Et je pense que c’est pour ça (entre autres) que le théâtre de Tchekhov est réputé difficile à monter, parce que ça ressemble tellement à ce qu’on peut vivre ontologiquement, qu’une fois mis en scène, on ne sait plus si on doit y croire, parce qu’en fin de compte, c’est du théâtre... Le contenu va à l’encontre du genre, le réel et l’imaginaire veulent prendre leur place au même endroit. C’est comme quand je donne des croquettes à mes deux chats : ils essayent de manger dans le même bol qui est beaucoup trop petit pour deux têtes de chats, et y arrivent difficilement. Finalement, ils se font une raison, et mangent chacun dans leur bol. Théâtre et réalité séparés, c’est beaucoup plus facile comme ça. Quand je vais voir et revoir les pièces de Tchekhov, j’ai, pendant de brefs moments, l’impression de toucher à quelque chose de la réalité, quelque chose de transcendant qui est là pour rester. Ça me rassure énormément. Je me sens chez moi, enfin. J’ai toujours envie de retourner chez nous, c’est pour ça que je retourne voir les pièces de Tchekhov. Ça n’a absolument rien de rationnel.

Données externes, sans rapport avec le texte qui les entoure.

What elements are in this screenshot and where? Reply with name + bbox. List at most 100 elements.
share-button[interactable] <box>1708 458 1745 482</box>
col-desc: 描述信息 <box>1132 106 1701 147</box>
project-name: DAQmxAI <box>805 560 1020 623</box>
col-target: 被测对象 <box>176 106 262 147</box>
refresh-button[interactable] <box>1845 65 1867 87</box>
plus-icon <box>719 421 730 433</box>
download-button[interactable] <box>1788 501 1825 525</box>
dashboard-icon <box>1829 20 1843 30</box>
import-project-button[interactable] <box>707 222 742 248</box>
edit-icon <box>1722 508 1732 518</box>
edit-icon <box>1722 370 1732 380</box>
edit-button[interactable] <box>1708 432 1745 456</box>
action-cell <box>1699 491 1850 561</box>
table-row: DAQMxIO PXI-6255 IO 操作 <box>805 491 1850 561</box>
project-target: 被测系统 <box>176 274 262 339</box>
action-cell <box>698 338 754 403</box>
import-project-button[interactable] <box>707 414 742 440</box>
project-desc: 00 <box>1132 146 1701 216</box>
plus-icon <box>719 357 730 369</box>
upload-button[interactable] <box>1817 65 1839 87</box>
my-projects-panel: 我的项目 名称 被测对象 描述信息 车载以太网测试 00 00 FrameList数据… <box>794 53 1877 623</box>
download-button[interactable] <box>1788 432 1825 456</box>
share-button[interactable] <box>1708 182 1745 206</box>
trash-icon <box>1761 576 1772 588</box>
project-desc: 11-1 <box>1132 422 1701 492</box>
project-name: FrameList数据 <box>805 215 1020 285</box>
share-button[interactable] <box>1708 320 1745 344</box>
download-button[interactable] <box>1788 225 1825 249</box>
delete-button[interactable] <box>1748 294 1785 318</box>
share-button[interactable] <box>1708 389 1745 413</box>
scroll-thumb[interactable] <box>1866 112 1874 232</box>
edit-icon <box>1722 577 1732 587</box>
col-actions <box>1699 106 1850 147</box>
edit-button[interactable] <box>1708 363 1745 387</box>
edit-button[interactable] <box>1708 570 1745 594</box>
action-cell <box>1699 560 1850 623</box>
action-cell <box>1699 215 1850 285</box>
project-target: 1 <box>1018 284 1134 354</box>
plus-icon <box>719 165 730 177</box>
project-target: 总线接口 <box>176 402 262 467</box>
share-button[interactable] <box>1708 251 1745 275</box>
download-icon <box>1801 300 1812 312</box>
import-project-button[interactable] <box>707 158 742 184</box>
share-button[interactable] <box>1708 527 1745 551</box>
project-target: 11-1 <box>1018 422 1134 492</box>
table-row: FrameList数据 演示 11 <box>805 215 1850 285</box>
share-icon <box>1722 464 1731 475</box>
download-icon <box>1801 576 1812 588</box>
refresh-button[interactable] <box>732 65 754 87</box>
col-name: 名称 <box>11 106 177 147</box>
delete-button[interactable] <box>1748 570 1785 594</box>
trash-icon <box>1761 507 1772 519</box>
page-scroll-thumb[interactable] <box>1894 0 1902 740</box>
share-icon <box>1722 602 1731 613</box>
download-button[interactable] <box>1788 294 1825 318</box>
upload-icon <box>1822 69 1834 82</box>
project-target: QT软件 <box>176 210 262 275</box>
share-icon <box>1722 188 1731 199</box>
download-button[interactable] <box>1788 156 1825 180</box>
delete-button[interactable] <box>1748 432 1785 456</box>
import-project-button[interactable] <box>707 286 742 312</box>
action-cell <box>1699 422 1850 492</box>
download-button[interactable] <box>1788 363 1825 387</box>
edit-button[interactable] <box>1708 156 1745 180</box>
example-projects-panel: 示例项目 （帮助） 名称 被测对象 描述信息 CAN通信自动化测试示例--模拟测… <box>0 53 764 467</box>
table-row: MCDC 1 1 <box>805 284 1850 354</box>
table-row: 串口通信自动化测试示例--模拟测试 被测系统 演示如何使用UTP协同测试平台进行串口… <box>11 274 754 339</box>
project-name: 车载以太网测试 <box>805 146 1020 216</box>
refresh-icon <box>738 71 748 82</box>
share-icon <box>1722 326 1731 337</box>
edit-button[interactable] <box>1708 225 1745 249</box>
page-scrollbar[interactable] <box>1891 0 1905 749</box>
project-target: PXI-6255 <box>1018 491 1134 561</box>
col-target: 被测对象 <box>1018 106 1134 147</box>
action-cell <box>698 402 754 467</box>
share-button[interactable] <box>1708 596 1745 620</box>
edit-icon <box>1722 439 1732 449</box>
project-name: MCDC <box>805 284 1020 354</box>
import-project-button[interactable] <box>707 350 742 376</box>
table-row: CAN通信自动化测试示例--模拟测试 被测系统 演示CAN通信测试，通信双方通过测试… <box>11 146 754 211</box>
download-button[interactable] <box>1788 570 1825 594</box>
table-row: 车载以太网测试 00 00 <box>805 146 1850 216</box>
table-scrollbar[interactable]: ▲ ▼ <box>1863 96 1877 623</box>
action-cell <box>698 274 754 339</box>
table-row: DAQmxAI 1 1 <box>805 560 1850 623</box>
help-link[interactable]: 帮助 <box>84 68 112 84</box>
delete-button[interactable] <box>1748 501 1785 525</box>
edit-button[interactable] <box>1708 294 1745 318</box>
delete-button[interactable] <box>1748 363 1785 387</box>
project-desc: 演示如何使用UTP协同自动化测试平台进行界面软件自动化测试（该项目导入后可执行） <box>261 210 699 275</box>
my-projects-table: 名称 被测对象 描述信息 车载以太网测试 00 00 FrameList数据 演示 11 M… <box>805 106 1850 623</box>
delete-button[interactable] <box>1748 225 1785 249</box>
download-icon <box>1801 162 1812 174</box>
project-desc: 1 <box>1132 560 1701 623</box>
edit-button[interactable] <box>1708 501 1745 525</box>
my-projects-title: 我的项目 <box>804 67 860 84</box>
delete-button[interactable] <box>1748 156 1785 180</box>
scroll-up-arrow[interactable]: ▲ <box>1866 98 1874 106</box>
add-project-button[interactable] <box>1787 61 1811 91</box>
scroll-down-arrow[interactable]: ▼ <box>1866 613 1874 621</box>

Je n’ai jamais eu l’impression d’être présente à la réalité. Je ne pense pas qu’il existe beaucoup d’humains qui le soient. Je suis soit occupée, soit préoccupée, je suis ici et là. Je suis toujours spectatrice de quelqu’un qui donne une interprétation du spectacle de sa vie, je suis figurante dans le théâtre des autres, vice-versa. Je lis des livres qui parlent des livres... Mais voilà, je suis obsédée par le théâtre de Tchekhov, c’est pas ma faute, c’est parce que j’arrive pas à m’en faire une raison, à savoir si c’est vrai ou si c’est faux, aucune approche n'est assez juste pour moi. (Quelle prétention!) Je ne fais pas la part des choses. «Tout est écrit», disait Tchekhov aux comédiens de la troupe de Stanislavski qui voulaient comprendre les personnages qu’ils interprétaient. Alors je continue à lire, à voir ce qu’en pensent les autres, et finalement, à ne pas trop chercher de solution… parce qu’après ça va être plate. (Quelle ironie!)

Bon. La prochaine fois je parlerai de rugby.